Salonpopulisme en het politiek metier
Salonpopulisme, wat is dat eigenlijk? De context waarin Toon Kasdorp het hier gebruikte geeft een goede indicatie van hoe men er op links naar kijkt: het mag, mits het de echte populisten niet in de kaart speelt.
Op 20/2/14 verzette Wouter Bos zich in een artikel in de Volkskrant tegen wat hij daar noemt het ‘salonpopulisme’. Hij verstaat daaronder verdachtmakingen van het politieke bedrijf door intellectuelen, in plaats van door volksmenners. Hij noemt als voorbeelden van dit soort populisme de NRC columnisten Bas Heijne, Marc Chavannes en Paul Scheffer.[1]
Persoonlijk vind ik de term verdachtmaking hier niet erg goed gekozen. Wanneer Heijne kritiek had op den Haag in de affaire-Plasterk dan was dat geen verdachtmaking, maar de constatering dat men zich wekenlang bezig hield met een simpele vergissing die al lang weer was recht gezet en waarin buiten Den Haag niemand wezenlijk geïnteresseerd was. Ze konden hun tijd daar wel beter besteden. Dat is, kort samengevat, wat Heijne leek te zeggen en hij had gelijk.
Tegelijk constateerde hij dat een wezenlijke kwestie, zoals de privacy van de bevolking of de relatie tussen ministers en de diensten die zij behoren aan te sturen, nauwelijks aan de orde is geweest in het debat. Daarbij speelde het functioneren van de commissie Stiekem een rol die dan weer tot een ruzie leidde tussen twee fractievoorzitters die voor een buitenstaander nauwelijks te volgen was.
Dat Heijne zou beweren dat politici dom zijn, is geloof ik niet zo. Met zoveel woorden zei hij dat in geen geval maar hij deed het ook niet indirect. Een intellectueel tekort betekent hier eerder dat de politici niet de juiste issues uitkiezen om over in debat te gaan. Dat hangt samen met het eigen wereldje dat de politiek in Den Haag heeft gecreëerd, waarin zaken belangrijk worden gevonden die met het landsbelang niets van doen hebben.
Of ik het verder overal met Heijne eens ben weet ik niet.
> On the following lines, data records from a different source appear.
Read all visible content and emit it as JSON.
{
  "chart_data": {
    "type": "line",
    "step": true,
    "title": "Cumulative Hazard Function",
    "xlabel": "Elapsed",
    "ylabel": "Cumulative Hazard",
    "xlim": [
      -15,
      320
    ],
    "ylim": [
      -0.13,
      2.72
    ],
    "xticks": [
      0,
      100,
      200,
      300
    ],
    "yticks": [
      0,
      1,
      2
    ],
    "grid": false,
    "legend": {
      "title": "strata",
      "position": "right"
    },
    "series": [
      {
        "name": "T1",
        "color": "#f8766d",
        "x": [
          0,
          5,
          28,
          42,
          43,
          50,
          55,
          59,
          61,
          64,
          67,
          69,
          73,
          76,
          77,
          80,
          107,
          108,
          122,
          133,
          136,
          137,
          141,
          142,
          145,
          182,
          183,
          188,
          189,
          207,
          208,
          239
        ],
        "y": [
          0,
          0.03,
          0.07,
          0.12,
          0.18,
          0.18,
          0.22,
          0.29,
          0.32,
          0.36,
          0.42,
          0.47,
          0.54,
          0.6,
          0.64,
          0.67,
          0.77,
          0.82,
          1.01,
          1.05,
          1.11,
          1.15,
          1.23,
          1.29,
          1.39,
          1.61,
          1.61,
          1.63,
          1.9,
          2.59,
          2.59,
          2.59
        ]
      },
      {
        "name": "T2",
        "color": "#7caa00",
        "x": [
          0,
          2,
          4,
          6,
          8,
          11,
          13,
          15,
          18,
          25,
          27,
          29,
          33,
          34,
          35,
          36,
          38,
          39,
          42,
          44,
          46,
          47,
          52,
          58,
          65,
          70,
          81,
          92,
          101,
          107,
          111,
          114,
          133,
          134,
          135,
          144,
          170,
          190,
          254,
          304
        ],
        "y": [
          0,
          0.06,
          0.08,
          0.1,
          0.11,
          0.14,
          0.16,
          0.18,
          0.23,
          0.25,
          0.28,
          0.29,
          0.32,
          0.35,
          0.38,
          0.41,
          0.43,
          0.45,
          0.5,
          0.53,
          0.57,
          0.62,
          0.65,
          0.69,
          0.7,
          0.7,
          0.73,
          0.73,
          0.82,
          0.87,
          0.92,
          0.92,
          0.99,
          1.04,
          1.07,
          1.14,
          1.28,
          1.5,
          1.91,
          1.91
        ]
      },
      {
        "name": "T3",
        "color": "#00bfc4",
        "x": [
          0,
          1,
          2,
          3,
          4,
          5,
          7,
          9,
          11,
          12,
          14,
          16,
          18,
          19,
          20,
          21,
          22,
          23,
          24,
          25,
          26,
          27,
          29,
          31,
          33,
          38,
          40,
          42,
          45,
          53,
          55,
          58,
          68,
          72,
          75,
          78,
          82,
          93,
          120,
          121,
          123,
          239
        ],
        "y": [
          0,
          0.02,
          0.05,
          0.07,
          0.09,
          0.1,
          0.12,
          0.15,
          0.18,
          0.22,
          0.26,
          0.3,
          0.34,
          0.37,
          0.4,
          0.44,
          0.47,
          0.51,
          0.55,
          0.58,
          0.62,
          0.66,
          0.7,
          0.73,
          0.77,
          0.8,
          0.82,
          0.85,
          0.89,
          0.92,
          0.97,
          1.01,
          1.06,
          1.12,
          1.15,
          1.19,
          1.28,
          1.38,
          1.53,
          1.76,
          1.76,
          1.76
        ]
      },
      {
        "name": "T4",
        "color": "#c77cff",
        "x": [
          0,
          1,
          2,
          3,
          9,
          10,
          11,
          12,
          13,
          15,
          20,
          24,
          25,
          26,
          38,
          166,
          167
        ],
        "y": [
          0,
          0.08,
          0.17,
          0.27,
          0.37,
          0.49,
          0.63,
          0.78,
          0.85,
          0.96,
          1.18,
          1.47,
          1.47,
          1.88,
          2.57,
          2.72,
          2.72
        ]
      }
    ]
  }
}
Die privacy schending die eruit bestaat dat iemand nu weet dat er 1,8 miljoen telefoongesprekken zijn gevoerd binnen een zeker tijdsbestek, zonder dat de inhoud van die gesprekken bekend is geraakt, vind ik minder interessant dan Heijne. De manier waarop de minister toezicht houdt op zijn geheime dienst, vind ik aan de andere kant weer wel interessant.
Misschien zou het goed zijn als eens per week of per veertien dagen de Kamer een dag zou besteden aan wat meer elementaire zaken, in plaats van aan de wetgeving of het schandaal van de dag. Ik hoopte dat als de Kamervoorzitter met zo’n voorstel zou komen Bos dat dan niet als salonpopulisme van tafel zou vegen.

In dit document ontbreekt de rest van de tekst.